• @johnhenrywalsh
The New Yorker film critic Anthony Lane must be feeling pleased with himself about the news that the next James Bond movie - the 21st in the franchise - will be Casino Royale, based on Ian Fleming's first Bond novel, published in 1953. Reviewing the plonking Die Another Day three years ago, and deploring the triumph of technology over suavity that the films had become, Lane addressed the master spy in these words: "All right, 007, listen carefully: I want you to go and meet a gentleman named Lee. Ang Lee. Take him a copy of this novel, Casino Royale. It may look like an ordinary paperback, but concealed within is an array of clever tricks, some of them, I don't mind telling you, on the dodgy side, and - here's the thing - nobody seems to have put it to proper use. There was once a joke version, but that doesn't count. Be a good chap and tell our Mr Lee to turn the book into a period drama, would you?" The "joke version" was a terrible 1967 spoof movie starring David Niven, Peter Sellers and, er, Woody Allen. It looks like the people at MGM have heeded Lane's suggestion. Now all they need is a new Bond. Pierce Brosnan parted company with the management after a row about profit share.

Escort agencies everywhere will be rethinking their fee structure after Geri Halliwell's evening with the German impresario Dickie Lugner at the Vienna Opera Ball. First she refused to attend a press conference at her host's Lugner City shopping mall, then she hid from photographers at the Imperial Hotel, then she ran away from some more photographers at the Opera House and had to be dragged back inside. And when she was supposed to be personally greeted (live on television) by the Austrian President, Heinz Fischer, she'd got lost somewhere in the corridors, trying to find the ladies'. For this triumphant service, Herr Lugner is said to have shelled out a mere pounds 500,000. For his sake, I hope she was worth it.

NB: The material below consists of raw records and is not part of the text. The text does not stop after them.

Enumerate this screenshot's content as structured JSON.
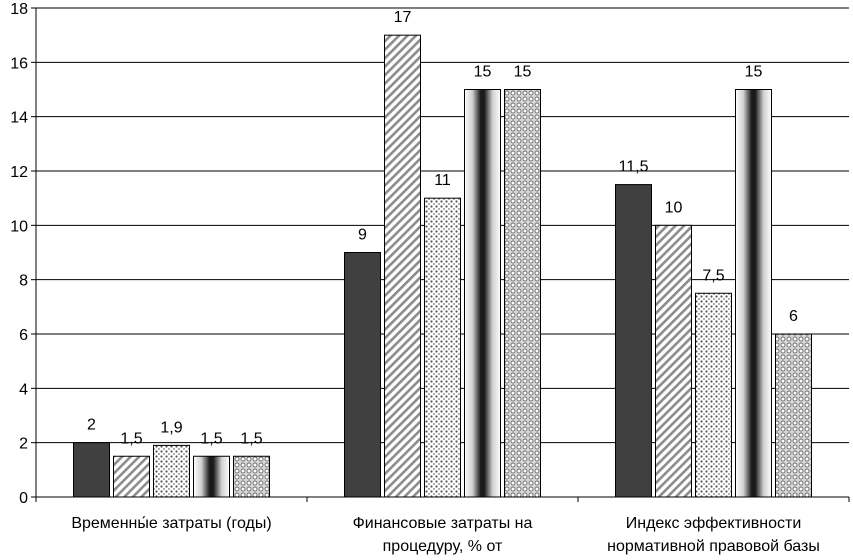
{
  "chart_data": {
    "type": "bar",
    "title": "",
    "xlabel": "",
    "ylabel": "",
    "ylim": [
      0,
      18
    ],
    "ytick_step": 2,
    "grid": true,
    "legend": "none",
    "categories": [
      [
        "Временны́е затраты (годы)"
      ],
      [
        "Финансовые затраты на",
        "процедуру, % от"
      ],
      [
        "Индекс эффективности",
        "нормативной правовой базы"
      ]
    ],
    "series": [
      {
        "fill": "solid-dark",
        "values": [
          2,
          9,
          11.5
        ],
        "labels": [
          "2",
          "9",
          "11,5"
        ]
      },
      {
        "fill": "diagonal-hatch",
        "values": [
          1.5,
          17,
          10
        ],
        "labels": [
          "1,5",
          "17",
          "10"
        ]
      },
      {
        "fill": "dots",
        "values": [
          1.9,
          11,
          7.5
        ],
        "labels": [
          "1,9",
          "11",
          "7,5"
        ]
      },
      {
        "fill": "metal-gradient",
        "values": [
          1.5,
          15,
          15
        ],
        "labels": [
          "1,5",
          "15",
          "15"
        ]
      },
      {
        "fill": "circles",
        "values": [
          1.5,
          15,
          6
        ],
        "labels": [
          "1,5",
          "15",
          "6"
        ]
      }
    ],
    "colors": {
      "dark": "#404040",
      "grid": "#000000"
    }
  }
}
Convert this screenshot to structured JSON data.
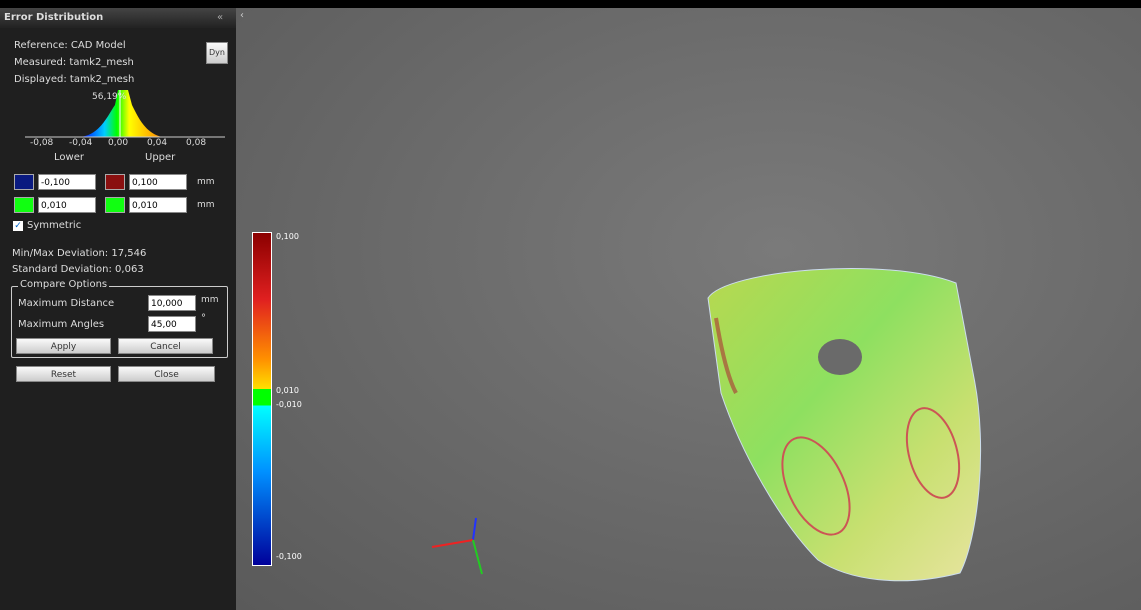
{
  "panel": {
    "title": "Error Distribution",
    "reference": "Reference: CAD Model",
    "measured": "Measured: tamk2_mesh",
    "displayed": "Displayed: tamk2_mesh",
    "dyn_button": "Dyn",
    "histogram": {
      "peak_label": "56,19%",
      "axis_labels": [
        "-0,08",
        "-0,04",
        "0,00",
        "0,04",
        "0,08"
      ]
    },
    "lower_label": "Lower",
    "upper_label": "Upper",
    "rows": [
      {
        "lower": "-0,100",
        "upper": "0,100",
        "unit": "mm"
      },
      {
        "lower": "0,010",
        "upper": "0,010",
        "unit": "mm"
      }
    ],
    "symmetric": "Symmetric",
    "min_max": "Min/Max Deviation: 17,546",
    "std_dev": "Standard Deviation: 0,063",
    "compare": {
      "title": "Compare Options",
      "max_distance_label": "Maximum Distance",
      "max_distance_value": "10,000",
      "max_distance_unit": "mm",
      "max_angles_label": "Maximum Angles",
      "max_angles_value": "45,00",
      "max_angles_unit": "°"
    },
    "buttons": {
      "apply": "Apply",
      "cancel": "Cancel",
      "reset": "Reset",
      "close": "Close"
    }
  },
  "viewport": {
    "color_bar_labels": [
      "0,100",
      "0,010",
      "-0,010",
      "-0,100"
    ]
  }
}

Michael Gambon, slated to play Falstaff at the National Theatre's Henry IV in May, has a Falstaffian fondness for winding up people. He once met Robert De Niro and Al Pacino in a London club and the subject of his knighthood came up. "What would anyone want with a goddamn knighthood?" the US actors demanded. "You don't understand," said Gambon, "If you're an English knight, you can sleep with any woman in the land. It's called the Knighting Law. No woman is allowed to say no." Pacino and De Niro believed him for approximately 30 seconds before loudly denouncing him as a fantasist. During a lull between drinks, Gambon had a word with a quartet of girls at the bar. Five minutes later, the girls walked past the starry crew of Pacino, De Niro, etc, and Gambon said to one girl, "Excuse me, young lady, but I would like to sleep with you tomorrow night." "How dare you?" exclaimed the girl. "You foul man." "Perhaps I should point out I'm Sir Michael Gambon," said Gambon suavely. "Oh God, the Knighting Law," said the girl, playing along. "Oh - all right then." The faces of the American thesps were, they say, a picture.